Singapore

MPs call for more help for caregivers, working mums

MORE HELP WANTED FOR WORKING MUMS, FAMILIES

Four MPs yesterday called for more help for caregivers, working mums and families.

They suggested ways to lend them a hand in juggling their duties at home and in the office so that they do not lag behind.

Nominated MP K. Thanaletchimi suggested giving workers, particularly women, the right to ask for flexible work arrangements if efforts to coax bosses to do so voluntarily fail.

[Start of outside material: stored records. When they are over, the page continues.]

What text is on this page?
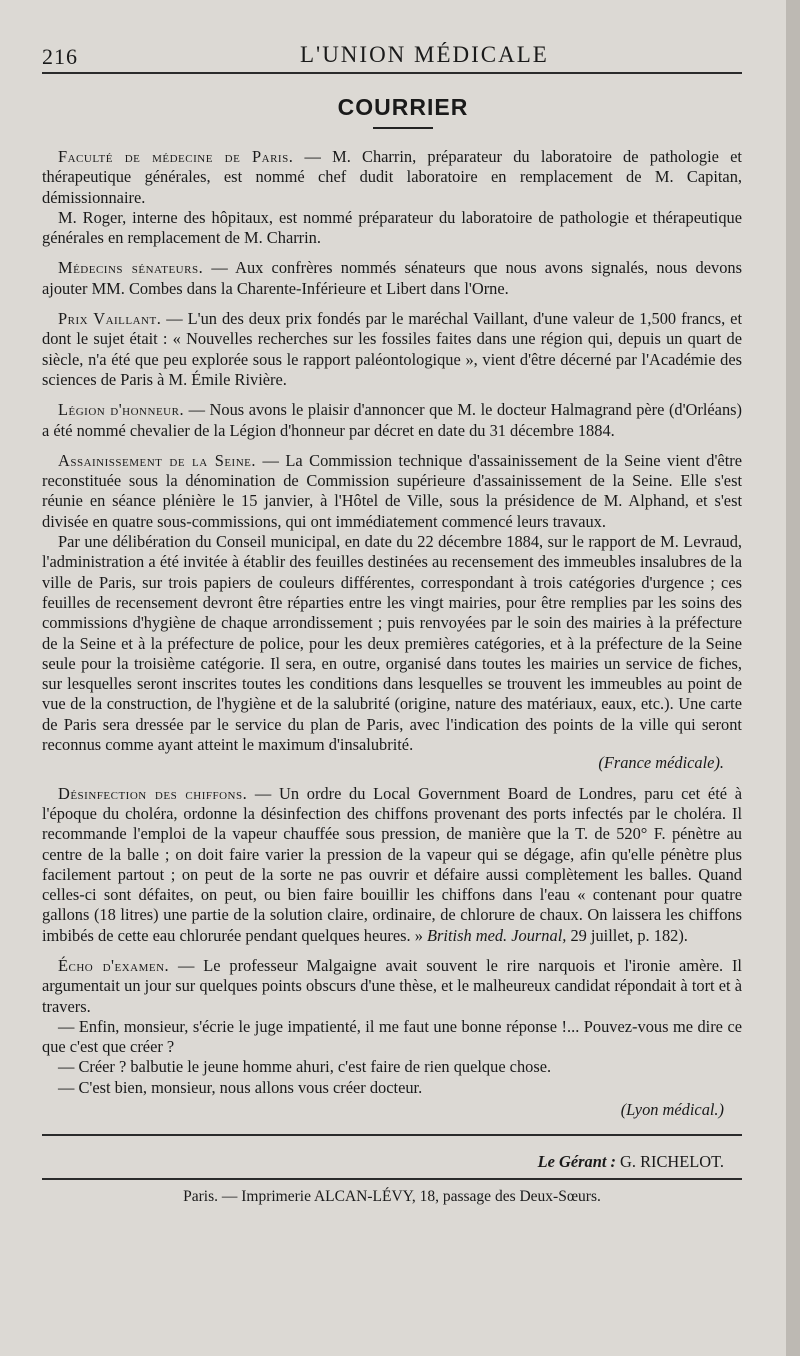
216	L'UNION MÉDICALE
COURRIER

Faculté de médecine de Paris. — M. Charrin, préparateur du laboratoire de pathologie et thérapeutique générales, est nommé chef dudit laboratoire en remplacement de M. Capitan, démissionnaire.

M. Roger, interne des hôpitaux, est nommé préparateur du laboratoire de pathologie et thérapeutique générales en remplacement de M. Charrin.

Médecins sénateurs. — Aux confrères nommés sénateurs que nous avons signalés, nous devons ajouter MM. Combes dans la Charente-Inférieure et Libert dans l'Orne.

Prix Vaillant. — L'un des deux prix fondés par le maréchal Vaillant, d'une valeur de 1,500 francs, et dont le sujet était : « Nouvelles recherches sur les fossiles faites dans une région qui, depuis un quart de siècle, n'a été que peu explorée sous le rapport paléontologique », vient d'être décerné par l'Académie des sciences de Paris à M. Émile Rivière.

Légion d'honneur. — Nous avons le plaisir d'annoncer que M. le docteur Halmagrand père (d'Orléans) a été nommé chevalier de la Légion d'honneur par décret en date du 31 décembre 1884.

Assainissement de la Seine. — La Commission technique d'assainissement de la Seine vient d'être reconstituée sous la dénomination de Commission supérieure d'assainissement de la Seine. Elle s'est réunie en séance plénière le 15 janvier, à l'Hôtel de Ville, sous la présidence de M. Alphand, et s'est divisée en quatre sous-commissions, qui ont immédiatement commencé leurs travaux.

Par une délibération du Conseil municipal, en date du 22 décembre 1884, sur le rapport de M. Levraud, l'administration a été invitée à établir des feuilles destinées au recensement des immeubles insalubres de la ville de Paris, sur trois papiers de couleurs différentes, correspondant à trois catégories d'urgence ; ces feuilles de recensement devront être réparties entre les vingt mairies, pour être remplies par les soins des commissions d'hygiène de chaque arrondissement ; puis renvoyées par le soin des mairies à la préfecture de la Seine et à la préfecture de police, pour les deux premières catégories, et à la préfecture de la Seine seule pour la troisième catégorie. Il sera, en outre, organisé dans toutes les mairies un service de fiches, sur lesquelles seront inscrites toutes les conditions dans lesquelles se trouvent les immeubles au point de vue de la construction, de l'hygiène et de la salubrité (origine, nature des matériaux, eaux, etc.). Une carte de Paris sera dressée par le service du plan de Paris, avec l'indication des points de la ville qui seront reconnus comme ayant atteint le maximum d'insalubrité.

(France médicale).

Désinfection des chiffons. — Un ordre du Local Government Board de Londres, paru cet été à l'époque du choléra, ordonne la désinfection des chiffons provenant des ports infectés par le choléra. Il recommande l'emploi de la vapeur chauffée sous pression, de manière que la T. de 520° F. pénètre au centre de la balle ; on doit faire varier la pression de la vapeur qui se dégage, afin qu'elle pénètre plus facilement partout ; on peut de la sorte ne pas ouvrir et défaire aussi complètement les balles. Quand celles-ci sont défaites, on peut, ou bien faire bouillir les chiffons dans l'eau « contenant pour quatre gallons (18 litres) une partie de la solution claire, ordinaire, de chlorure de chaux. On laissera les chiffons imbibés de cette eau chlorurée pendant quelques heures. » British med. Journal, 29 juillet, p. 182).

Écho d'examen. — Le professeur Malgaigne avait souvent le rire narquois et l'ironie amère. Il argumentait un jour sur quelques points obscurs d'une thèse, et le malheureux candidat répondait à tort et à travers.

— Enfin, monsieur, s'écrie le juge impatienté, il me faut une bonne réponse !... Pouvez-vous me dire ce que c'est que créer ?

— Créer ? balbutie le jeune homme ahuri, c'est faire de rien quelque chose.

— C'est bien, monsieur, nous allons vous créer docteur.

(Lyon médical.)
Le Gérant : G. RICHELOT.
Paris. — Imprimerie ALCAN-LÉVY, 18, passage des Deux-Sœurs.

Identifying health and social services as having one of the largest gender pay gaps, Non-Constituency MP Daniel Goh, a sociologist, called for this to change "because it will affect our future senior women and their retirement security".

He said median monthly income gap between men and women here has remained around 18 per cent to 19 per cent between 2006 and 2016.

Others, such as Mr Desmond Choo (Tampines GRC), asked if eldercare or family care leave could be made mandatory to help "double-sandwiched" young parents, who take care of their children and aged parents.

Mr Darryl David (Ang Mo Kio GRC) wants greater flexibility in the proximity housing grant enhancement.

He suggested that the $10,000 subsidy for singles buying resale flats to live near their parents could be based on a proportion of the flat's price instead of a fixed sum, subject to a minimum base and maximum ceiling.

REVIEW EMPLOYERS' CPF CONTRIBUTIONS

Labour MP Zainal Sapari called for a review of employers' Central Provident Fund contributions for older workers, given that the current rates were set 30 years ago in 1988.

He suggested having one universal rate until workers reach 65 years, to help low-wage workers, especially older ones, save for retirement.

Currently, the employer's contribution rate decreases progressively after the worker reaches 55.

Mr Zainal also suggested making the annual wage supplement - or 13th month bonus - mandatory for all workers.

SAFETY, HEALTH LAPSES IN FOOD DELIVERY FIRMS

Nearly nine in 10 food delivery and courier services companies that the Manpower Ministry inspected last year had safety and health issues.

The ministry inspected 50 such companies last year and issued 71 notices to 44 errant companies for infringing workplace safety and health regulations, Minister of State for Manpower Sam Tan told Parliament yesterday.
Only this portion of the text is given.